America’s Music is a film and performance series that traces the soundtrack of a nation. The program features documentary screenings and discussions about the history of 20th century American popular music from blues to Broadway and bluegrass to rock 'n' roll.
The series is a collaboration between the Tribeca Film Institute and the American Library Association. The North Regional Branch of Wake County Public Libraries hosts the series for the next six weeks.
The program opens with a look at blues and gospel music. The North Regional Library will screen part of Martin Scorseses documentary series “The Blues.” The film opens with John Lomax, who traveled the American South during the 1930s recording music.
“[Lomax] was one of the first American songcatchers. Ethnomusicologists before the term was invented,” said Jonathan Kramer, a teaching professor of Music and Arts Studies at North Carolina State University, about the program.
Kramer continued, “He started his journeys around the South [with] sharecroppers, hearing about a bluesman in prison, bringing his trunkload of equipment into prison. His most famous find was Lead Belly.”

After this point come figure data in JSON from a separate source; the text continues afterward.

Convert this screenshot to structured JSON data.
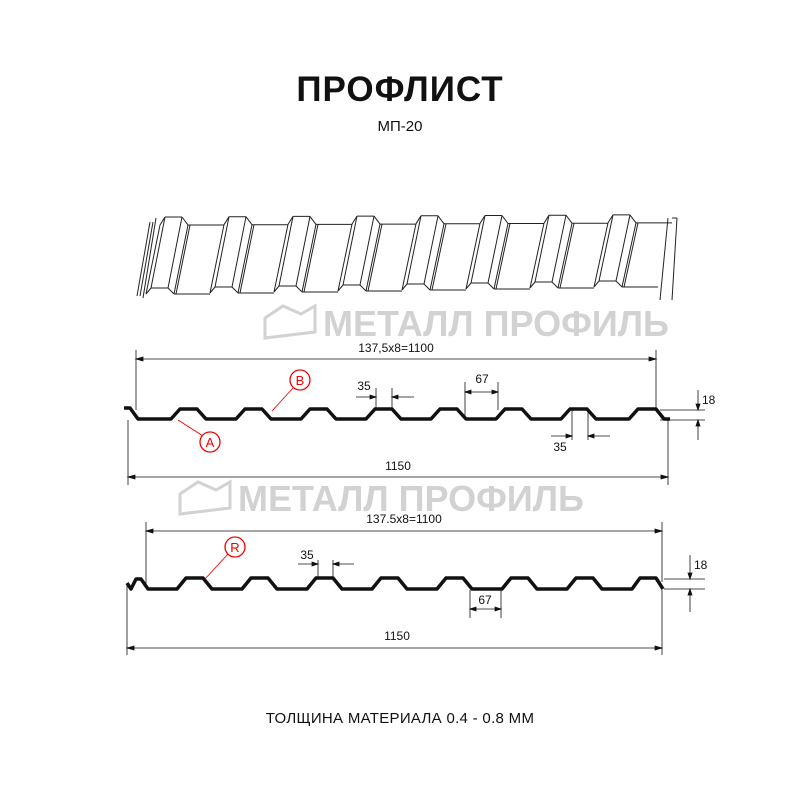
{
  "header": {
    "title": "ПРОФЛИСТ",
    "subtitle": "МП-20"
  },
  "watermark": {
    "text": "МЕТАЛЛ ПРОФИЛЬ"
  },
  "profile_a": {
    "pitch_label": "137,5x8=1100",
    "width_label": "1150",
    "top_flange_label": "35",
    "bottom_flange_label": "35",
    "valley_label": "67",
    "height_label": "18",
    "callout_a": "A",
    "callout_b": "B"
  },
  "profile_r": {
    "pitch_label": "137.5x8=1100",
    "width_label": "1150",
    "top_flange_label": "35",
    "valley_label": "67",
    "height_label": "18",
    "callout_r": "R"
  },
  "footer": {
    "thickness_label": "ТОЛЩИНА МАТЕРИАЛА 0.4 - 0.8 ММ"
  },
  "colors": {
    "line": "#111111",
    "callout": "#e00000",
    "watermark": "#c8c8c8"
  }
}
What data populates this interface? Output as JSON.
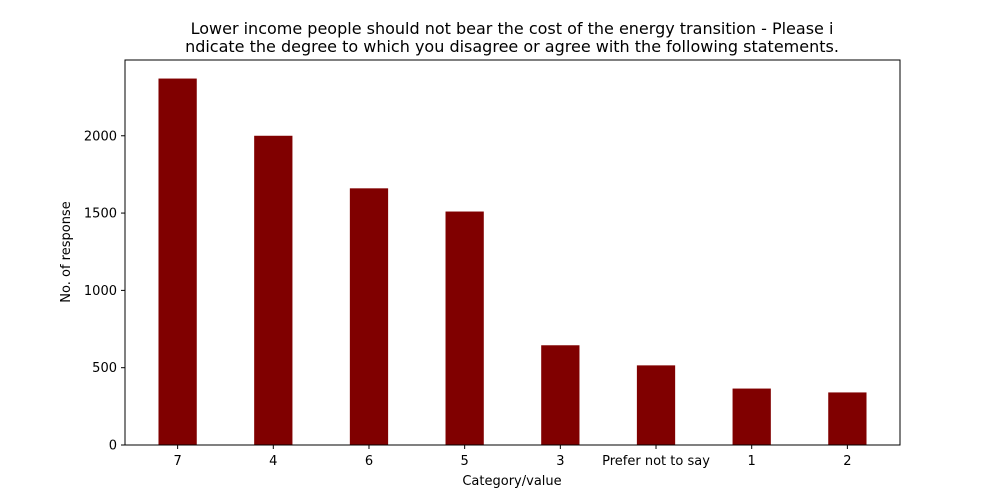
{
  "chart_data": {
    "type": "bar",
    "title_lines": [
      "Lower income people should not bear the cost of the energy transition - Please i",
      "ndicate the degree to which you disagree or agree with the following statements."
    ],
    "xlabel": "Category/value",
    "ylabel": "No. of response",
    "categories": [
      "7",
      "4",
      "6",
      "5",
      "3",
      "Prefer not to say",
      "1",
      "2"
    ],
    "values": [
      2370,
      2000,
      1660,
      1510,
      645,
      515,
      365,
      340
    ],
    "ylim": [
      0,
      2490
    ],
    "yticks": [
      0,
      500,
      1000,
      1500,
      2000
    ],
    "bar_color": "#800000",
    "grid": false
  }
}
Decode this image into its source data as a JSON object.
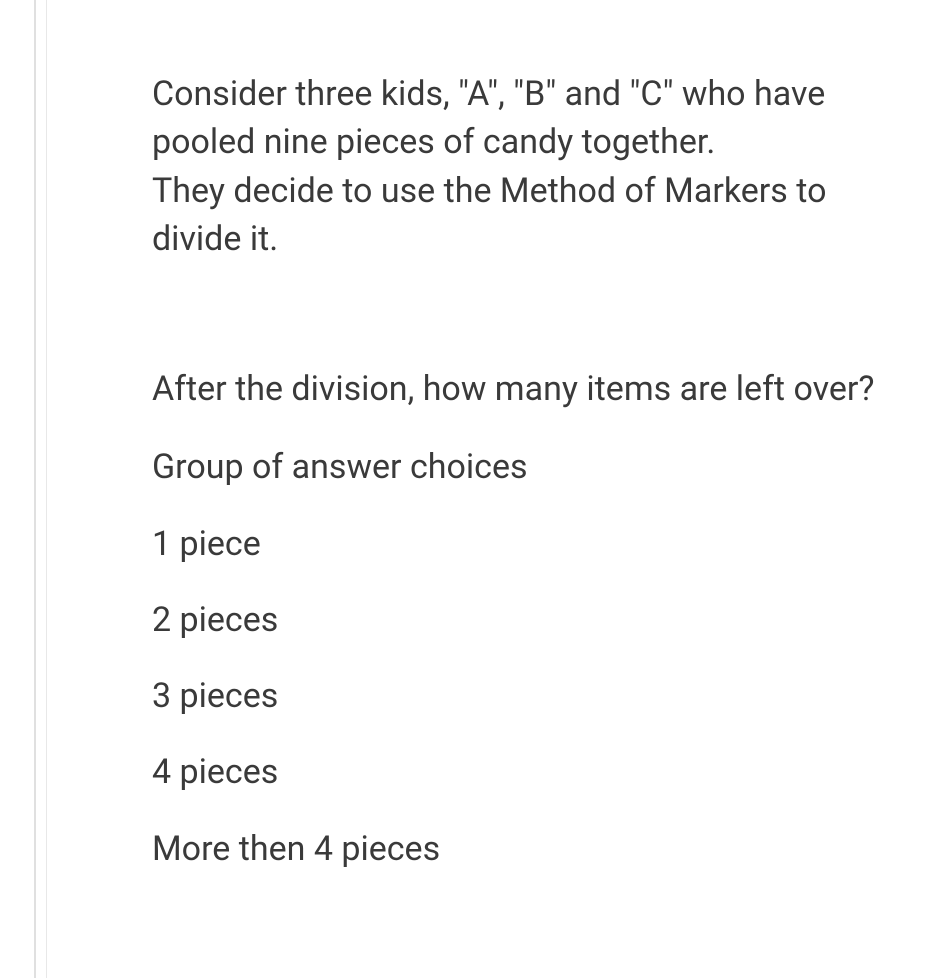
{
  "question": {
    "intro": "Consider three kids, \"A\", \"B\" and \"C\" who have pooled nine pieces of candy together.\nThey decide to use the Method of Markers to divide it.",
    "main": "After the division, how many items are left over?",
    "group_label": "Group of answer choices",
    "choices": [
      "1 piece",
      "2 pieces",
      "3 pieces",
      "4 pieces",
      "More then 4 pieces"
    ]
  },
  "styling": {
    "text_color": "#3a3a3a",
    "background_color": "#ffffff",
    "border_color": "#e0e0e0",
    "font_size": 34,
    "line_height": 1.42
  }
}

Lomax first recorded Lead Belly in prison in Louisiana. After Lead Belly was released from prison, Lomax helped Lead Belly start a career as a recording artist.
Alongside Scorses’s “Blues” documentary, America’s Music will also feature a screening of “Say Amen, Somebody,” a documentary of gospel music.
Thomas Dorsey is considered the inventor of modern gospel music. He was a bluesman who found religion, and he adapted blues music into gospel.
“When [Dorsey] first started using the energies and rhythms and harmonies of blues into his hymnals, into his Sunday morning services, he was criticized. ‘Why are you bringing the music of the juke joint and the honkey tonk into church?’ But the parishioners loved it and found that they could become ecstatic through this music that had previously been the dance music of Saturday night,” said Kramer.